The 2008 political season was too hectic for newsroom sing-a-longs, but when Ave worked as a night editor in the Clearwater bureau of the Times, he would sometimes bring in his guitar and sing his favorite Beatles tunes — “Let It Be” and “Hey Jude.” He now tries to help journalists better understand music’s place in multimedia presentations and regularly writes about the subject on his blog.

A couple of months ago, he started his own music business, Music for Media Productions, which he sees as the intersection of journalism and music. “I’m a lifelong musician, and I love telling stories,” he said. “You can tell stories with music and you can augment music with a story.”

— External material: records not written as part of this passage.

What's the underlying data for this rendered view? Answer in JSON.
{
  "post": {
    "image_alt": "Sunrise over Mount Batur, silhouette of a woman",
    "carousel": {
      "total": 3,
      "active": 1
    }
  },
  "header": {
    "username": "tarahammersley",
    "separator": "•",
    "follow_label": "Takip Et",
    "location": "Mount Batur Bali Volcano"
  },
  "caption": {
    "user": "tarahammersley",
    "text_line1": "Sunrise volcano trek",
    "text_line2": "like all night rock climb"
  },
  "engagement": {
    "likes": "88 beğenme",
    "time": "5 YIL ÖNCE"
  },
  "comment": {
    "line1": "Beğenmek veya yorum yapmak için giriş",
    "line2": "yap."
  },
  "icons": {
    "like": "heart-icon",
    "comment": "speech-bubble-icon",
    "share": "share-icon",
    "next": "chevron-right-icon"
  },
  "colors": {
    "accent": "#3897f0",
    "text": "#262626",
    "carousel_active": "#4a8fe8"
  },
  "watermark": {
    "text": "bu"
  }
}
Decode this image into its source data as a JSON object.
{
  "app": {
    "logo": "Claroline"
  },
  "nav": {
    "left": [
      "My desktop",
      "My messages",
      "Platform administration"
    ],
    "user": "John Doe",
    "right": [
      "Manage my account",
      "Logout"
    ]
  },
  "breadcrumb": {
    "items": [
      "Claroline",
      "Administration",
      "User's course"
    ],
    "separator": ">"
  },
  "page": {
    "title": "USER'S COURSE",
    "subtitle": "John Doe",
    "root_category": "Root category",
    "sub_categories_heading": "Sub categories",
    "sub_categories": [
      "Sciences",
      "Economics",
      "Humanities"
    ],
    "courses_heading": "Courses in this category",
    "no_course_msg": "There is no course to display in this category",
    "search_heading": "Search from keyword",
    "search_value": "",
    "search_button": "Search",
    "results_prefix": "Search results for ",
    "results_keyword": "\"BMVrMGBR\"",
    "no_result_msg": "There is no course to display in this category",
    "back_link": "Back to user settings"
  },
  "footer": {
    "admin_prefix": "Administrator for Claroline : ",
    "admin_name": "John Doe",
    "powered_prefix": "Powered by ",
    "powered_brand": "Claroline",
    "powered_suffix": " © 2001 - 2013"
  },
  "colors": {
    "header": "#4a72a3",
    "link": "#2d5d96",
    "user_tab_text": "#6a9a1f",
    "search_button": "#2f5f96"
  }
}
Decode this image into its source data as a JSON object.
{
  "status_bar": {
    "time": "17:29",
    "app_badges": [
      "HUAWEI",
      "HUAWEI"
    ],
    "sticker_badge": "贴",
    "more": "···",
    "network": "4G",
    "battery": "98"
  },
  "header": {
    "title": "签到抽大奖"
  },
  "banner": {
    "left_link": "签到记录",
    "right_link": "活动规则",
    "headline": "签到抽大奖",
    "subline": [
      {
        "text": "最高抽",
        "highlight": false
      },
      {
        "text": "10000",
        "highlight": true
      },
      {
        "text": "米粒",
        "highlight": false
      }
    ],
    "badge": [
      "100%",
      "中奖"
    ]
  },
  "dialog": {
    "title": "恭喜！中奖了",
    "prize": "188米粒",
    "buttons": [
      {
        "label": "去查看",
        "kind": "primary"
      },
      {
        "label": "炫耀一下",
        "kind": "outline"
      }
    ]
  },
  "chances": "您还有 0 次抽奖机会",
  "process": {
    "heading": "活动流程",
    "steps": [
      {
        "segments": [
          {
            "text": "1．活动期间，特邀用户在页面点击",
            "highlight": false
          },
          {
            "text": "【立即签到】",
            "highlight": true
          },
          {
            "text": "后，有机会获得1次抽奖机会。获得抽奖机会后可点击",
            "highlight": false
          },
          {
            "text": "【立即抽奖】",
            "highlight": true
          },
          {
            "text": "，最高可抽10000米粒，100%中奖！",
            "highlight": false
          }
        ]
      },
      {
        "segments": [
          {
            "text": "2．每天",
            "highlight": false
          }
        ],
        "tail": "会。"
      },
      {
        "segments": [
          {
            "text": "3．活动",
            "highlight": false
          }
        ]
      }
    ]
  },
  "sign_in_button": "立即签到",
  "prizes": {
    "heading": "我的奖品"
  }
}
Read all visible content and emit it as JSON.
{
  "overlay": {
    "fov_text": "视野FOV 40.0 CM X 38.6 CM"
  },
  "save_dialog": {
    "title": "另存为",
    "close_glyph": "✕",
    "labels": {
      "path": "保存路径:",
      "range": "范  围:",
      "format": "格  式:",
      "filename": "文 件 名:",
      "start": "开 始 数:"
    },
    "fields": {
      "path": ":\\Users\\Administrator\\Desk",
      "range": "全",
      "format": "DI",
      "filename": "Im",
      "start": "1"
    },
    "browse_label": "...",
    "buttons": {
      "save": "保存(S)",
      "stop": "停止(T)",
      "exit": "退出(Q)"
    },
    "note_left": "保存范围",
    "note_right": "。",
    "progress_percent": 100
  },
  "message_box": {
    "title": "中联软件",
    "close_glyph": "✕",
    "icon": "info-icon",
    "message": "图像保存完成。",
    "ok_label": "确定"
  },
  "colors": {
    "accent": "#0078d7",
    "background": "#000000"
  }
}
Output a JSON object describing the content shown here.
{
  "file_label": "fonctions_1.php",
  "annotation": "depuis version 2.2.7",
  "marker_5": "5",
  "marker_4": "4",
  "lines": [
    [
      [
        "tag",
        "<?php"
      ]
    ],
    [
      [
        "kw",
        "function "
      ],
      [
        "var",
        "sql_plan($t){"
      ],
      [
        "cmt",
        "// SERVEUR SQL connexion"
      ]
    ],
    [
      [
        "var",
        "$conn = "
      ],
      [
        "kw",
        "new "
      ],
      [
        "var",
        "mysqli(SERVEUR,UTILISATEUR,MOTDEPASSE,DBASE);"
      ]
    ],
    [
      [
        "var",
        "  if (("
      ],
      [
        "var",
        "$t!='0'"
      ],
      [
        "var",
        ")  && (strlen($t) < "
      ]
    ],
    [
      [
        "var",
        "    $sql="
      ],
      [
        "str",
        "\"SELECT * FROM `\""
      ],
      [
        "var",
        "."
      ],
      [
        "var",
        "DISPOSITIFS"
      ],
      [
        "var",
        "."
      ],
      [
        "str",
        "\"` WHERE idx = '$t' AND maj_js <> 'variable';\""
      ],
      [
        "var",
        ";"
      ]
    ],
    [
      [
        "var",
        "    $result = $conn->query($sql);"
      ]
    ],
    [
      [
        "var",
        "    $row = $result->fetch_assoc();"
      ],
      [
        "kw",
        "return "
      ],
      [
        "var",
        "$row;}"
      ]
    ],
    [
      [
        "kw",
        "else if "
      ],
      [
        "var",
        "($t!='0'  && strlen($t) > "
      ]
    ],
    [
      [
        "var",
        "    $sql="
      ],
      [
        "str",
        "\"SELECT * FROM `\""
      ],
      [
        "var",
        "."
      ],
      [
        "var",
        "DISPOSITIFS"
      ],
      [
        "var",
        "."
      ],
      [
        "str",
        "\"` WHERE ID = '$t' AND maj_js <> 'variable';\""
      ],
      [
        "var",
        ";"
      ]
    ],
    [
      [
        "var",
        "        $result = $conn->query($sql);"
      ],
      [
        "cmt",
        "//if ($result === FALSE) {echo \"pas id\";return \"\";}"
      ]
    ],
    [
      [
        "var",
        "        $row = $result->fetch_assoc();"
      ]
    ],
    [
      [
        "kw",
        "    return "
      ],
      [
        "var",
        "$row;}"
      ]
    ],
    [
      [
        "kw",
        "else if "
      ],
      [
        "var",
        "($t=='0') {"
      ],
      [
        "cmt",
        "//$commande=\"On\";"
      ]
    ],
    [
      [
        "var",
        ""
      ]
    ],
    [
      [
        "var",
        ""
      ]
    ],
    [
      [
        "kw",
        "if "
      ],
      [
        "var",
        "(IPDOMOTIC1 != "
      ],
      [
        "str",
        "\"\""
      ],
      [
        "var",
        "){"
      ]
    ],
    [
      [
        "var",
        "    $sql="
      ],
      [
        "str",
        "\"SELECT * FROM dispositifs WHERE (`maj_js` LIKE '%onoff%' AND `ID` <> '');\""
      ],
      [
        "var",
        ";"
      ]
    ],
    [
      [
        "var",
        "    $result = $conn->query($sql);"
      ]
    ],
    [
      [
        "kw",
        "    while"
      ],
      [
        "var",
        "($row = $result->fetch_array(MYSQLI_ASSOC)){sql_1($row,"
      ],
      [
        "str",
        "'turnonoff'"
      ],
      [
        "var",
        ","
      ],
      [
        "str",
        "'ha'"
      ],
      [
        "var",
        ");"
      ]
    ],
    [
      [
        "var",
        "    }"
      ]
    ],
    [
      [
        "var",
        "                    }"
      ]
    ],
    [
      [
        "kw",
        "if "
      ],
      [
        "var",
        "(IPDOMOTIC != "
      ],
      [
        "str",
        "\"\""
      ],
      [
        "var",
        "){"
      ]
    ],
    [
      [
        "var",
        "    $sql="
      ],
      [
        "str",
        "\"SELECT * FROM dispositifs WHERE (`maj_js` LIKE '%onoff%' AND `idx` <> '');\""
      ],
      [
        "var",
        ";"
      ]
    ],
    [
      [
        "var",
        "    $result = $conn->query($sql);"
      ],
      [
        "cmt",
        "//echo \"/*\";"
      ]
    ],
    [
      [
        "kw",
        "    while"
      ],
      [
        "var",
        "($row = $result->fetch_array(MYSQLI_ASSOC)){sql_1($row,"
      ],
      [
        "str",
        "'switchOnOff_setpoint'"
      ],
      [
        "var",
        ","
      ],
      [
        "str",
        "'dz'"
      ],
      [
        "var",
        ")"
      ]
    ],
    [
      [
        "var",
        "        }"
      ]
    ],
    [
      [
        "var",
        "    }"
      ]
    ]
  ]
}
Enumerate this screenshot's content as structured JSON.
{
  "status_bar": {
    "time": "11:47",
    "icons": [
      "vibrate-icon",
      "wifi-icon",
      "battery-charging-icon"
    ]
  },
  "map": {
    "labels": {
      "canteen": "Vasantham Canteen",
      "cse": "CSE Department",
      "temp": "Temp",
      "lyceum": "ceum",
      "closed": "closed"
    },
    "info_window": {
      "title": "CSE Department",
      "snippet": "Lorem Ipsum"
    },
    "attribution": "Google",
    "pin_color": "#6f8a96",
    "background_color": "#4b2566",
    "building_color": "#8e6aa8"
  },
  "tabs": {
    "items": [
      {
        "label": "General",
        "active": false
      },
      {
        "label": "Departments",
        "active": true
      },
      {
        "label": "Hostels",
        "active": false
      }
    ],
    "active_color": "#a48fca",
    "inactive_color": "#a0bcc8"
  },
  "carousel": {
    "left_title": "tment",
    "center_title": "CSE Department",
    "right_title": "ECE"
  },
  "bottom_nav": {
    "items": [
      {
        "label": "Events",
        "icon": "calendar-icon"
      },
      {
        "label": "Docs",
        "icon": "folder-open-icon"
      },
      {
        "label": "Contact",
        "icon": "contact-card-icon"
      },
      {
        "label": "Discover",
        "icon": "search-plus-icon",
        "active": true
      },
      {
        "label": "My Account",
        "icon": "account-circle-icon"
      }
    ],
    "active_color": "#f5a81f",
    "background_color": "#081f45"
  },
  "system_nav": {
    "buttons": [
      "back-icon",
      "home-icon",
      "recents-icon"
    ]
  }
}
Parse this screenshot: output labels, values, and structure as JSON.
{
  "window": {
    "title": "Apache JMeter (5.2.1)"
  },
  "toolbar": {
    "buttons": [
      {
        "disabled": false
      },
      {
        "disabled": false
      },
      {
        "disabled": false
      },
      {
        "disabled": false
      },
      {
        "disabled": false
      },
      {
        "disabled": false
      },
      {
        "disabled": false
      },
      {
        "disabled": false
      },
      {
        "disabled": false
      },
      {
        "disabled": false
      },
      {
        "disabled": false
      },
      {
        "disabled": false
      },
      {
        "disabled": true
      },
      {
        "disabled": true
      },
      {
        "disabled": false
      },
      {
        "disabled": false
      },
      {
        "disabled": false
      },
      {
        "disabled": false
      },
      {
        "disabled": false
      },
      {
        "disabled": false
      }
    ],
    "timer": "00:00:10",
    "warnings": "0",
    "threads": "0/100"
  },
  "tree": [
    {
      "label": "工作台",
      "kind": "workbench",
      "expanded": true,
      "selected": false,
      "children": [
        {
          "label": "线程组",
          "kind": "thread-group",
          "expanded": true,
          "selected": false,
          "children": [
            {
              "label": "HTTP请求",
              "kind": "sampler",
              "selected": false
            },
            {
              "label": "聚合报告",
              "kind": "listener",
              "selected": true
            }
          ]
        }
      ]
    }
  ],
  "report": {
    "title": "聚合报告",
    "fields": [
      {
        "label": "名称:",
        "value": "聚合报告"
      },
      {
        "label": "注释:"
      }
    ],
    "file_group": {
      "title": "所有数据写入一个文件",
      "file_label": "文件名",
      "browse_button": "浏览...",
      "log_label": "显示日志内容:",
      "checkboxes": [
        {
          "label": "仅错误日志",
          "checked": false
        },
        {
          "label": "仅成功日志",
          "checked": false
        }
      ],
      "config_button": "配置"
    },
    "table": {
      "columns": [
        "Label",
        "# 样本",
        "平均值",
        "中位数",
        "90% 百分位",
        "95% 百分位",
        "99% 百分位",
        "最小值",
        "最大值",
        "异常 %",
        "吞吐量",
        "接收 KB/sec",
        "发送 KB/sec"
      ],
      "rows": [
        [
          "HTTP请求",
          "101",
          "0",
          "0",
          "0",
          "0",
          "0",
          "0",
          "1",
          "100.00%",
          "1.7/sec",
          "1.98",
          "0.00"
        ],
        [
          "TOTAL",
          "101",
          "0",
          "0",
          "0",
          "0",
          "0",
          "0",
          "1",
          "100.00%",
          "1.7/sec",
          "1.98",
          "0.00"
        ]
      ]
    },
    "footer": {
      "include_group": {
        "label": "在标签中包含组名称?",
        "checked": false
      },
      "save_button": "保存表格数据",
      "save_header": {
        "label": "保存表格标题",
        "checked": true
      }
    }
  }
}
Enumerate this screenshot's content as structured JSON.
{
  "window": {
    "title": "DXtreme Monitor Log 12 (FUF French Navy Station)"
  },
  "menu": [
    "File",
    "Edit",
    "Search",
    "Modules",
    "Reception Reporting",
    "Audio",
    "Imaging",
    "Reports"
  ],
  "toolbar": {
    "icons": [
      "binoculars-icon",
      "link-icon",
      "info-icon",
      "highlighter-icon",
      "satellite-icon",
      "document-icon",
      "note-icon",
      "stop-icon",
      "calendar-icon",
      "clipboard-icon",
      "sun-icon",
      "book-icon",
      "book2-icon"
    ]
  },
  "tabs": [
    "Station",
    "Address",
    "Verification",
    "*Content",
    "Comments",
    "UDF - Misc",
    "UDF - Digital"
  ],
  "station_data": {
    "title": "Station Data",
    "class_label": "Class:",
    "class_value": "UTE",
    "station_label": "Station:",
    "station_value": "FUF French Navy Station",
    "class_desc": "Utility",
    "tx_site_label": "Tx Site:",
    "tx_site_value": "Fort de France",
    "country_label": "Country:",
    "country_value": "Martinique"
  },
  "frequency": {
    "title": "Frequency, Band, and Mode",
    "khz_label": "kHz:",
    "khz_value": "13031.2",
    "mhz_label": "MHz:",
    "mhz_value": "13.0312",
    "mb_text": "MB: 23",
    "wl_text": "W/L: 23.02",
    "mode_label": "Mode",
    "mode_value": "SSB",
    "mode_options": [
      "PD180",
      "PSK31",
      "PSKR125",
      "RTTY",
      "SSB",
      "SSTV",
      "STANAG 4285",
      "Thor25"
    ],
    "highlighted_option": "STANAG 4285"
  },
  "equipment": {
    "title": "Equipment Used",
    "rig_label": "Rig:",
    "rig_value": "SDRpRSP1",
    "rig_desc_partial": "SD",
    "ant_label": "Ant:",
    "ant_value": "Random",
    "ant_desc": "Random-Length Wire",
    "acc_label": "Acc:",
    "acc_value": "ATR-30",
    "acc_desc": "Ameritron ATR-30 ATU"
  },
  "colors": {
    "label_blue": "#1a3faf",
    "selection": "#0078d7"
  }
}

Ave said he’d likely turn to music to make some extra cash if he were ever laid off. He doesn’t plan to leave the newsroom anytime soon, though, and hopes copy editors at the paper won’t have to either.

Nor does he plan to write a swan song for journalism. “The journey ahead is going to be extremely painful, and lots and lots more people are going to lose their jobs,” he said, “but journalism will work itself out.”
Where is journalist-musician Christopher Ave now? A tweet on March 11, 2019:

I’m thrilled to announce my new communications consulting business. More than three decades as a journalist have prepared me to help you tell the world your story. I’m focusing on content creation, strategic + crisis communications, media relations and social media management.